Makineyi tamamen doldurunca veya tek parça kıyafeti makineye attığınızda ne kadar deterjan koyacağınızı bilemiyor olabilirsiniz. İşte tam bu noktada i-Dos Deterjan Tarama teknolojisi devreye giriyor. Siemens Home Connect üzerinden şişelerin barkodunu okutup su sertliği ve deterjan yoğunluğunu makineye iletiyor, i-Dos ise her yıkamada doğru miktarı otomatik olarak ayarlıyor. Üstelik Siemens Home Connect uygulaması, deterjan seviyesini takip ederek deterjanınız tükenmeden önce size haber veriyor. Tek yapmanız gereken uygulamayı telefonunuza yüklemek ve çamaşır makinenizi uygulamaya bağlamak. 

stainRemoval teknolojisi: Zorlu lekelerle inatlaşmayı unutun 

Çay, yağ, makyaj, çikolata lekeleri… Gün içinde fark etmeden üzerinize bulaşan lekeler artık kâbus olmaktan çıkıyor. Siemens iQ500 çamaşır makinesi ile stainRemoval teknolojisi devreye giriyor. Tek bir dokunuşla çay, yağ, kozmetik veya günlük hayatta karşılaştığınız diğer zor lekeler için özel programları aktif edebilirsiniz. 

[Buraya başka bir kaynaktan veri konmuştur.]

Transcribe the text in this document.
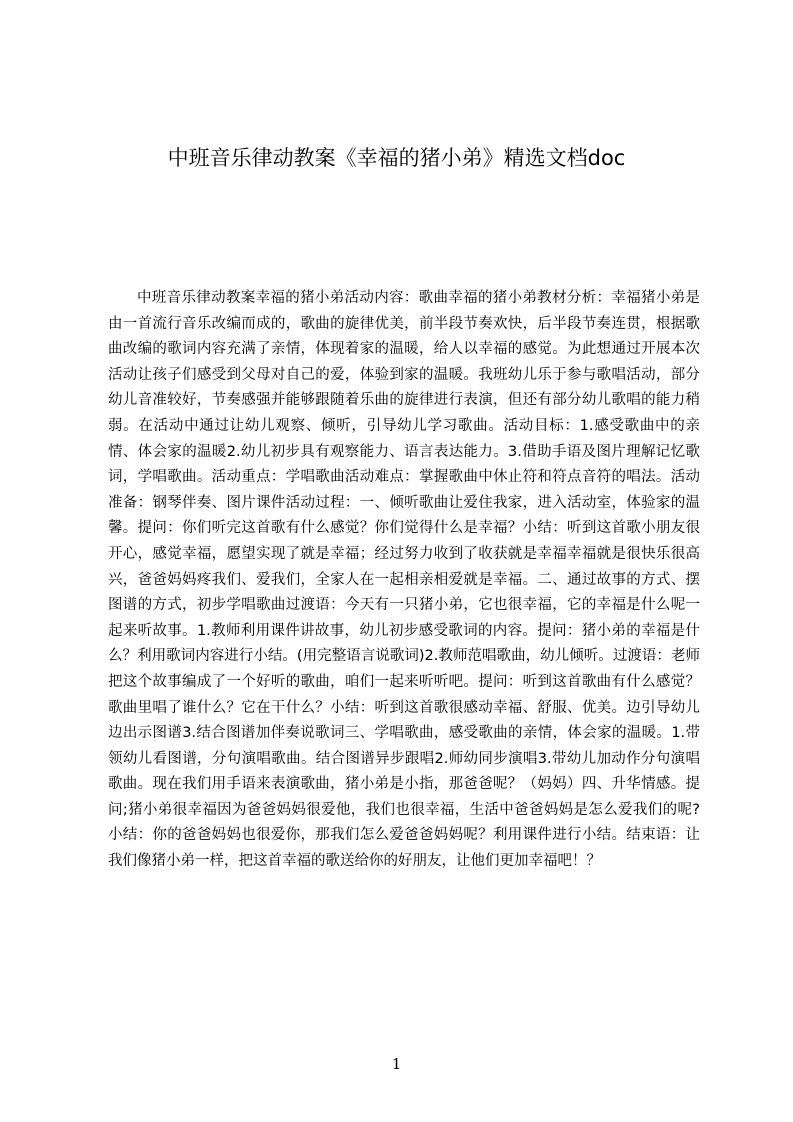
中班音乐律动教案《幸福的猪小弟》精选文档doc

中班音乐律动教案幸福的猪小弟活动内容：歌曲幸福的猪小弟教材分析：幸福猪小弟是由一首流行音乐改编而成的，歌曲的旋律优美，前半段节奏欢快，后半段节奏连贯，根据歌曲改编的歌词内容充满了亲情，体现着家的温暖，给人以幸福的感觉。为此想通过开展本次活动让孩子们感受到父母对自己的爱，体验到家的温暖。我班幼儿乐于参与歌唱活动，部分幼儿音准较好，节奏感强并能够跟随着乐曲的旋律进行表演，但还有部分幼儿歌唱的能力稍弱。在活动中通过让幼儿观察、倾听，引导幼儿学习歌曲。活动目标：1.感受歌曲中的亲情、体会家的温暖2.幼儿初步具有观察能力、语言表达能力。3.借助手语及图片理解记忆歌词，学唱歌曲。活动重点：学唱歌曲活动难点：掌握歌曲中休止符和符点音符的唱法。活动准备：钢琴伴奏、图片课件活动过程：一、倾听歌曲让爱住我家，进入活动室，体验家的温馨。提问：你们听完这首歌有什么感觉？你们觉得什么是幸福？小结：听到这首歌小朋友很开心，感觉幸福，愿望实现了就是幸福；经过努力收到了收获就是幸福幸福就是很快乐很高兴，爸爸妈妈疼我们、爱我们，全家人在一起相亲相爱就是幸福。二、通过故事的方式、摆图谱的方式，初步学唱歌曲过渡语：今天有一只猪小弟，它也很幸福，它的幸福是什么呢一起来听故事。1.教师利用课件讲故事，幼儿初步感受歌词的内容。提问：猪小弟的幸福是什么？利用歌词内容进行小结。(用完整语言说歌词)2.教师范唱歌曲，幼儿倾听。过渡语：老师把这个故事编成了一个好听的歌曲，咱们一起来听听吧。提问：听到这首歌曲有什么感觉？歌曲里唱了谁什么？它在干什么？小结：听到这首歌很感动幸福、舒服、优美。边引导幼儿边出示图谱3.结合图谱加伴奏说歌词三、学唱歌曲，感受歌曲的亲情，体会家的温暖。1.带领幼儿看图谱，分句演唱歌曲。结合图谱异步跟唱2.师幼同步演唱3.带幼儿加动作分句演唱歌曲。现在我们用手语来表演歌曲，猪小弟是小指，那爸爸呢？（妈妈）四、升华情感。提问;猪小弟很幸福因为爸爸妈妈很爱他，我们也很幸福，生活中爸爸妈妈是怎么爱我们的呢?小结：你的爸爸妈妈也很爱你，那我们怎么爱爸爸妈妈呢？利用课件进行小结。结束语：让我们像猪小弟一样，把这首幸福的歌送给你的好朋友，让他们更加幸福吧！？

1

Siemens Home Connect uygulaması sayesinde daha fazla leke türünü ve bunlar için geliştirilmiş özel programları keşfetmek de mümkün. Yani sadece “lekeyi çıkar” demekle kalmıyor, sizin için en doğru yıkama programını da otomatik olarak öneriyor. Böylece hem lekelerle uğraşmak zorunda kalmıyor hem de giysilerinizin ömrünü koruyorsunuz. 

Artık çocuğunuza yemek yedirirken dökülen yemek lekeleri, kahve kazaları ya da mutfakta sıçrayan yağ lekeleri sizi endişelendirmiyor. stainRemoval, günlük hayatın getirdiği küçük sürprizlere karşı en güvenilir yardımcınız oluyor. 

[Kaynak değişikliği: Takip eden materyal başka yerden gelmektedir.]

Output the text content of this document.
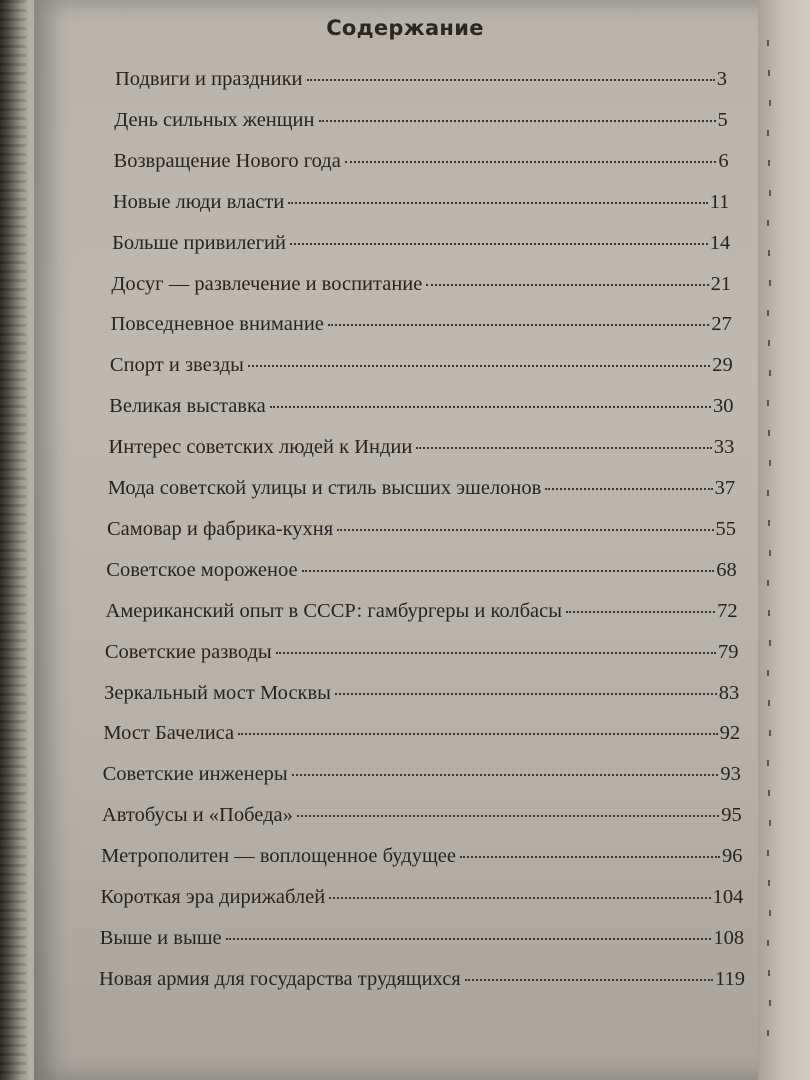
Содержание
Подвиги и праздники	3
День сильных женщин	5
Возвращение Нового года	6
Новые люди власти	11
Больше привилегий	14
Досуг — развлечение и воспитание	21
Повседневное внимание	27
Спорт и звезды	29
Великая выставка	30
Интерес советских людей к Индии	33
Мода советской улицы и стиль высших эшелонов	37
Самовар и фабрика-кухня	55
Советское мороженое	68
Американский опыт в СССР: гамбургеры и колбасы	72
Советские разводы	79
Зеркальный мост Москвы	83
Мост Бачелиса	92
Советские инженеры	93
Автобусы и «Победа»	95
Метрополитен — воплощенное будущее	96
Короткая эра дирижаблей	104
Выше и выше	108
Новая армия для государства трудящихся	119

Siemens iQ500 çamaşır ve kurutma makineleri, artık sadece kıyafetlerinizi temizleyen makineler değil; size zaman, konfor ve güven veren akıllı iş ortaklarınızdır. Ütüye harcadığınız vakti kendinize ayırın, lekelerle uğraşmayı unutun ve teknolojinin yaşam alanınıza uyumunun keyfini yaşayın.

*Bu yazı Siemens’in katkılarıyla hazırlanmıştır.